Не уверен, что мне так уж хочется все это выслушивать, но внезапно меня озаряет: Захаров не хочет, чтобы я злился на него из-за отца, хоть и знает, что я знаю, что он спал с моей матерью. Я прокашливаюсь.
– Слушайте, не буду притворяться, будто все понимаю… Я, пожалуй, и не хочу понимать. Это дело ваше и ее.
– Хорошо, – кивает Захаров.
– Думаю, это отец забрал его у мамы. Наверное, поэтому и не получается его найти. Он был у отца.
Захаров смотрит непонимающе.
– Я про бриллиант. Думаю, папа украл бриллиант у мамы, а вместо него подсунул подделку. Она сама об этом и не подозревала.
– Кассель, украсть Бриллиант Бессмертия – это как украсть «Мону Лизу». Если у тебя заранее есть покупатель, тогда можно получить его приблизительную стоимость. Но, если покупателя нет, то это кража исключительно искусства ради – чтобы доказать всем, что ты можешь. Сбыть его нельзя – привлечешь внимание. Разве что разрезать на части, но за них не выручишь и малой доли истинной цены. Проще выкрасть в любом ювелирном магазине горсть обычных бриллиантов.
– Можно потребовать за него выкуп, – я вспоминаю про безумный мамин план.
– Но твой отец так не сделал. Если камень, и правда, был у него. Но в таком случае он владел им всего несколько месяцев.
Я внимательно смотрю на Захарова.
Он фыркает.
– Ты же не думаешь всерьез, что это я устроил твоему отцу автомобильную аварию? Ты уж точно достаточно хорошо меня знаешь. Если бы я убил человека, который меня обокрал, то такое убийство послужило бы хорошим примером. Абсолютно все знали бы, что его убил именно я. Но я никогда не подозревал твоего отца. Он был мелкой сошкой, не жадничал. В определенный момент я подозревал твою мать, но потом отмел в сторону эти подозрения. Как выяснилось, напрасно.

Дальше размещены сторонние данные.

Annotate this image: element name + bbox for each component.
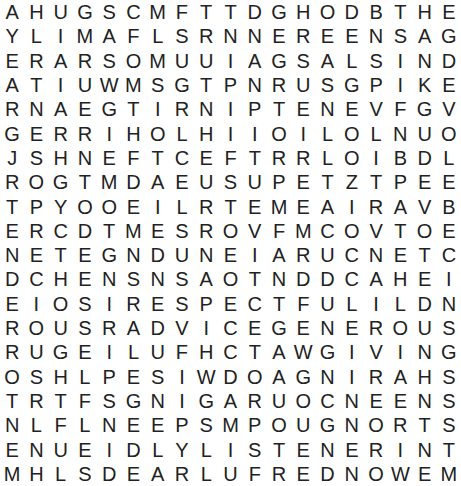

– Может, он боялся, что скоро умрет. Может, и правда верил, что бриллиант поможет ему стать неуязвимым. Как Распутин. Как вы.

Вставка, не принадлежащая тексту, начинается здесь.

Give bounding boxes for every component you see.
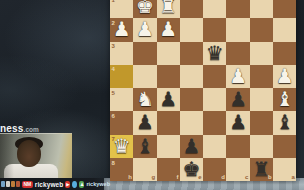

– Насколько я помню, у твоего отца не было недоброжелателей… Если бы он действительно кого-то боялся, то точно пошел бы к Дези.
К моему деду. Так странно слышать это имя – каждый раз забываю, что его так зовут.
– Наверное, теперь мы никогда этого не узнаем, – говорю я.
Мы долго смотрим друг другу в глаза. Интересно, кого видит во мне Захаров – отца или мать? Он переводит взгляд куда-то мне за спину.
Я оборачиваюсь. На лестнице стоит Лила. На ней те же сапоги и узкая юбка, полупрозрачная белая блузка. Она улыбается нам кривоватой улыбкой, приподняв уголок губ.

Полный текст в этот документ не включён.